Grund für die gestiegene Vorsicht sind die sich abkühlenden Konjunkturdaten aus den USA. Diese hatten zuletzt sogar Befürchtungen genährt, daß die Fed mit ihren Anhebungen womöglich zu weit gehen und der Wirtschaft erst recht einen Einbruch bescheren könnte.


Statt dessen dürfte die von Bernanke vor einigen Wochen angedeutete Zinspause nun bald Realität werden: "Was als nächstes passiert, hängt von den Daten ab", sagt Jan Hatzius, Chefökonom von Goldman Sachs in New York. "Wenn die Wirtschaftdaten in etwa Trendwachstum erreichen und die Inflationsdaten in nächster Zeit besser ausfallen als erwartet, wird die Fed die Zinsen auf ihrer nächsten Sitzung Anfang August wohl stabil halten."


Die Börsen reagierten prompt: Während das Aktienbarometer Dow Jones am Freitag zeitweise gut zwei Prozent zulegte, gaben die Renditen zweijähriger US-Staatsanleihen spürbar nach. Der Dollar erlitt den größten Quartalseinbruch seit 2004. Der Euro stieg zeitweise um zwei Cent auf 1,2765 Dollar.


"Nach den vorangegangenen Äußerungen mehrerer Währungshüter ist der Fed-Ausblick diesmal deutlich schwächer ausgefallen.

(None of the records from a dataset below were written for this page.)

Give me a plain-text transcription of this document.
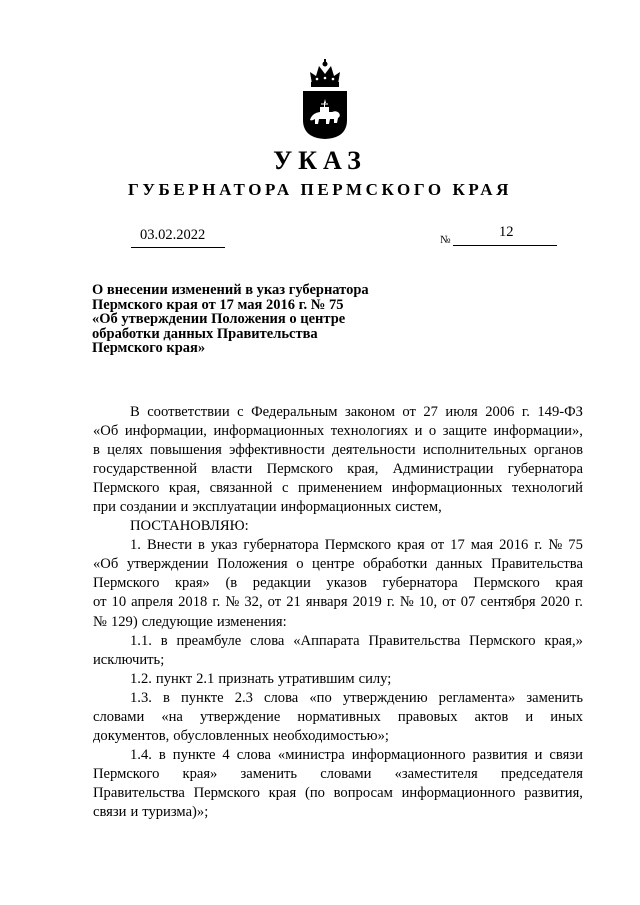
УКАЗ
ГУБЕРНАТОРА ПЕРМСКОГО КРАЯ
03.02.2022	№	12
О внесении изменений в указ губернатора
Пермского края от 17 мая 2016 г. № 75
«Об утверждении Положения о центре
обработки данных Правительства
Пермского края»
В соответствии с Федеральным законом от 27 июля 2006 г. 149-ФЗ
«Об информации, информационных технологиях и о защите информации»,
в целях повышения эффективности деятельности исполнительных органов
государственной власти Пермского края, Администрации губернатора
Пермского края, связанной с применением информационных технологий
при создании и эксплуатации информационных систем,
ПОСТАНОВЛЯЮ:
1. Внести в указ губернатора Пермского края от 17 мая 2016 г. № 75
«Об утверждении Положения о центре обработки данных Правительства
Пермского края» (в редакции указов губернатора Пермского края
от 10 апреля 2018 г. № 32, от 21 января 2019 г. № 10, от 07 сентября 2020 г.
№ 129) следующие изменения:
1.1. в преамбуле слова «Аппарата Правительства Пермского края,»
исключить;
1.2. пункт 2.1 признать утратившим силу;
1.3. в пункте 2.3 слова «по утверждению регламента» заменить
словами «на утверждение нормативных правовых актов и иных
документов, обусловленных необходимостью»;
1.4. в пункте 4 слова «министра информационного развития и связи
Пермского края» заменить словами «заместителя председателя
Правительства Пермского края (по вопросам информационного развития,
связи и туризма)»;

Das hat die Finanzmärkte überrascht und schlägt sich in den Kursen nieder", kommentierte Holger Schmieding von der Bank of America die Börsenreaktionen.


Die Situation ist für die US-Notenbanker vor allem deshalb so kniffelig, weil sich die Wirtschaft zwar abschwächt, die Inflation aber mit 2,4 Prozent nach wie vor deutlich über den Zielen der Fed liegt. Dies schürt in den USA die Sorge vor einer Stagflation, also der Kombination aus schwachem Wachstum und hoher Inflation. Ein solches Umfeld ist Gift für Aktien und Anleihen: Eine hohe Teuerung ist schlecht für Rentenpapiere, ein niedriges Wirtschaftswachstum schlecht für die Gewinne der Unternehmen. Die meisten Ökonomen setzen allerdings bisher darauf, daß die Fed einer solchen Entwicklung rechtzeitig entgegensteuern wird und sich aus diesem Grund alle Optionen für ihre weitere Geldpolitik offen gelassen hat.

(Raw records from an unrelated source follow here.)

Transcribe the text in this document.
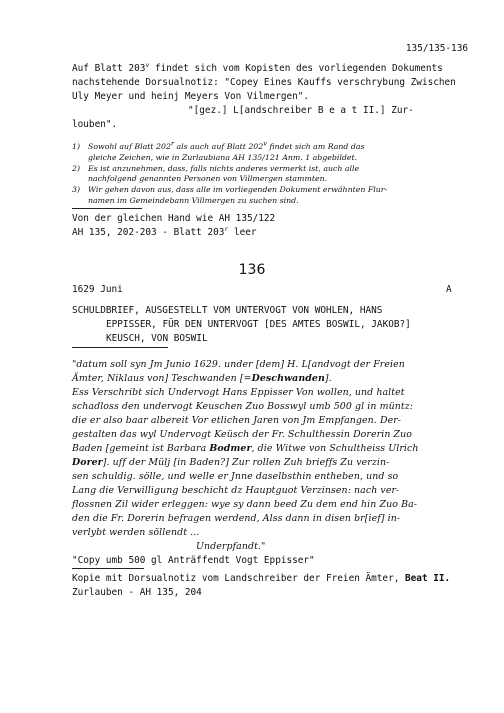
135/135-136
Auf Blatt 203$^v$ findet sich vom Kopisten des vorliegenden Dokuments
nachstehende Dorsualnotiz: "Copey Eines Kauffs verschrybung Zwischen
Uly Meyer und heinj Meyers Von Vilmergen".
"[gez.] L[andschreiber B e a t II.] Zur-
louben".
1) Sowohl auf Blatt 202$^r$ als auch auf Blatt 202$^v$ findet sich am Rand das
gleiche Zeichen, wie in Zurlaubiana AH 135/121 Anm. 1 abgebildet.
2) Es ist anzunehmen, dass, falls nichts anderes vermerkt ist, auch alle
nachfolgend genannten Personen von Villmergen stammten.
3) Wir gehen davon aus, dass alle im vorliegenden Dokument erwähnten Flur-
namen im Gemeindebann Villmergen zu suchen sind.
Von der gleichen Hand wie AH 135/122
AH 135, 202-203 - Blatt 203$^r$ leer
136
1629 Juni	A
SCHULDBRIEF, AUSGESTELLT VOM UNTERVOGT VON WOHLEN, HANS
EPPISSER, FÜR DEN UNTERVOGT [DES AMTES BOSWIL, JAKOB?]
KEUSCH, VON BOSWIL
"datum soll syn Jm Junio 1629. under [dem] H. L[andvogt der Freien
Ämter, Niklaus von] Teschwanden [=Deschwanden].
Ess Verschribt sich Undervogt Hans Eppisser Von wollen, und haltet
schadloss den undervogt Keuschen Zuo Bosswyl umb 500 gl in müntz:
die er also baar albereit Vor etlichen Jaren von Jm Empfangen. Der-
gestalten das wyl Undervogt Keüsch der Fr. Schulthessin Dorerin Zuo
Baden [gemeint ist Barbara Bodmer, die Witwe von Schultheiss Ulrich
Dorer]. uff der Mülj [in Baden?] Zur rollen Zuh brieffs Zu verzin-
sen schuldig. sölle, und welle er Jnne daselbsthin entheben, und so
Lang die Verwilligung beschicht dz Hauptguot Verzinsen: nach ver-
flossnen Zil wider erleggen: wye sy dann beed Zu dem end hin Zuo Ba-
den die Fr. Dorerin befragen werdend, Alss dann in disen br[ief] in-
verlybt werden söllendt ...
Underpfandt."
"Copy umb 500 gl Anträffendt Vogt Eppisser"
Kopie mit Dorsualnotiz vom Landschreiber der Freien Ämter, Beat II.
Zurlauben - AH 135, 204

Leidtragender der größeren Unsicherheit über die weiteren Schritte der Fed ist der Dollar. Das Gros der Strategen rechnet damit, daß der Euro gegenüber dem Greenback in den kommenden drei Monaten auf bis zu 1,30 Dollar steigen wird. "Sollte die Europäische Zentralbank ihre Wortwahl verschärfen und weitere Zinserhöhungen in Europa in Aussicht stellen, könnte diese Marke sogar noch deutlich schneller erreicht sein", so Schmieding. Bislang war die Aussicht auf steigende Zinsen und höhere Renditen in den USA ein gewichtiges Argument für Investoren, ihr Kapital im Dollar-Raum anzulegen. Doch dieser Vorteil droht nun zusehends zu schwinden. "Auch die Qualität der Zinsentscheidungen spielt eine Rolle", sagt Folker Hellmeyer von der Bremer Landesbank. "Während die EZB die Sätze in einem Umfeld ökonomischer Stärke anheben kann, muß die Fed die Zinsen in einem sich abschwächenden Konjunkturumfeld erhöhen, um die Inflation in Schach zu halten. Das wirkt sich latent unterstützend für den Euro aus."


Ähnlich wie Schmieding rechnet auch Hellmeyer nicht damit, daß ein steigender Euro der Konjunktur im Euro-Raum einen schweren Dämpfer versetzen wird. "Da sich die meisten Exporteure längst abgesichert haben und auf Dollar-Basis im Euro-Raum mehr im- als exportiert wird, wirkt sich ein schwächerer Dollar unterm Strich sogar positiv für die Volkswirtschaft insgesamt aus."